ScienceNet (科学网)
- Website type: Virtual Community
- Available in: Simplified Chinese
- Headquarters: Beijing, China
- Owner: Science Times Media Group (STMG)
- Website: www.sciencenet.cn
- Commercial: No
- Launched: January 2007; 19 years ago

= ScienceNet =

Chinese scientific virtual community and blog

ScienceNet (科学网) is a science virtual community and science blog. It was launched by Science Times Media Group (STMG) and is supported by the Chinese Academy of Sciences, the Chinese Academy of Engineering, and the National Natural Science Foundation of China with the mission of establishing global Chinese science community. Since its launch on January 18, 2007, a total of 5,553 scientists and graduate students have blogged on ScienceNet.

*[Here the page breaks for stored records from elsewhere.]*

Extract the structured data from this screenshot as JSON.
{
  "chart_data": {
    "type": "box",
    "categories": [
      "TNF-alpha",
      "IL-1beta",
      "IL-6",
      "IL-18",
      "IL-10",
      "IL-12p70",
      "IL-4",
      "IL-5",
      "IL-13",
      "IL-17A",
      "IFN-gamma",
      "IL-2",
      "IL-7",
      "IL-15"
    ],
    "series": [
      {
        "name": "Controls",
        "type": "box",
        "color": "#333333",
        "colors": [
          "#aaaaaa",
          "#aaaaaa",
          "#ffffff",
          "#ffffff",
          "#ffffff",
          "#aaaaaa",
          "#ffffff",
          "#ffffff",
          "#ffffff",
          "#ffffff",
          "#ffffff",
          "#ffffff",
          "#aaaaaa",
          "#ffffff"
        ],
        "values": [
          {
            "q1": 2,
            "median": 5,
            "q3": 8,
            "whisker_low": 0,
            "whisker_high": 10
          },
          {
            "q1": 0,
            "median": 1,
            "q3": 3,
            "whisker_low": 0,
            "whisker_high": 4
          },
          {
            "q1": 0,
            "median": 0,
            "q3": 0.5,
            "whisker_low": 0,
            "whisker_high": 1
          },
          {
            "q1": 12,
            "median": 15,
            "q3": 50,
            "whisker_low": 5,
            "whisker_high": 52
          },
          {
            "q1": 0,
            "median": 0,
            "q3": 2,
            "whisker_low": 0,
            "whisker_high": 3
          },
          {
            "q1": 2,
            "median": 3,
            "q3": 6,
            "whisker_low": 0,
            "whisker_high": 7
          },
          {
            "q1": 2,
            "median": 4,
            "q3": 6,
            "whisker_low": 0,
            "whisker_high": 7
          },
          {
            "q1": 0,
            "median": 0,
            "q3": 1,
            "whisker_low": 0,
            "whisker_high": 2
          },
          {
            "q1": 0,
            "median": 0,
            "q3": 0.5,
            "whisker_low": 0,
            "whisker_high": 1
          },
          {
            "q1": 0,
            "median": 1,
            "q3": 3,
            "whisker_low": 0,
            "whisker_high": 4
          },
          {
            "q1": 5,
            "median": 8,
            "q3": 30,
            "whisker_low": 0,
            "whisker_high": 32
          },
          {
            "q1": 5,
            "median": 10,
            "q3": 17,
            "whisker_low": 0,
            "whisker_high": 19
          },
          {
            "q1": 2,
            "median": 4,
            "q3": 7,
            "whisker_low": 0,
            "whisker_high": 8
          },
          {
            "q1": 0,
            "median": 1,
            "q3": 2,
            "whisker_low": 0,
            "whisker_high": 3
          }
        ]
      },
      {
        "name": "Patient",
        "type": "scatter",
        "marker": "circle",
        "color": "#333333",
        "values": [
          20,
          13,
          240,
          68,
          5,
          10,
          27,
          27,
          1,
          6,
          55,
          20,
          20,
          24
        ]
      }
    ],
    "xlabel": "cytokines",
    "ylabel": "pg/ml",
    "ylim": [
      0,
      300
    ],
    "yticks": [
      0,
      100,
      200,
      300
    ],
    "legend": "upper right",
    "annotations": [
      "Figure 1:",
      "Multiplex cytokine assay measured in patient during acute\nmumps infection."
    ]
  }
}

According to the editorial board of ScienceNet, it has been ranked first among Chinese science websites.

==Bloggers==
- Yu-Chi Ho, Professor, Harvard and Tsinghua University
- Rao Yi, Professor and Dean, School of Life Sciences, Peking University
- Shi Yigong, Professor and Dean, Department of Biological Sciences and Biotechnology, Tsinghua University
- Lu Bai, Vice President of Biology R&D center, GlaxoSmithKline
- Wang Hongfei, Chief Scientist, Pacific Northwest National Laboratory
- Li Xiaowen, Director, Remote Sensing and GIS Research Center, Beijing Normal University
- Wu Yishan, Chief Engineer, Institute of Scientific and Technical Information of China
- Cao Cong, Senior research associate, State University of New York

==History==
- January 18, 2007: official launch
- April 2008: the selecting blog articles of 2007 year on ScienceNet was published — 《智者不惑》
- September–December 2008: held the first national youth science blogs competition
- July 2009: the selecting blog articles of 2008 year on ScienceNet was published — 《流动的科学》
- November 2009: the selecting blog articles of Yu-Chi Ho on ScienceNet was published — 《科学人生纵横》
- April–June 2001: held the second national youth science blogs competition
- April 2010: ScienceNet opened an account on Sina Weibo

==Influences==
Rao Yi and Cui Keming debated on hiring policies by posting their opinions on ScienceNet and was further featured by the Editorial of magazine Nature.

Professor Chen Yongjiang posted a series of articles on ScienceNet to uncover the academic fraud case happened in Xi'an Jiaotong University. The main criminal Li Lianshen was finally fired by the university after the following report of State Media.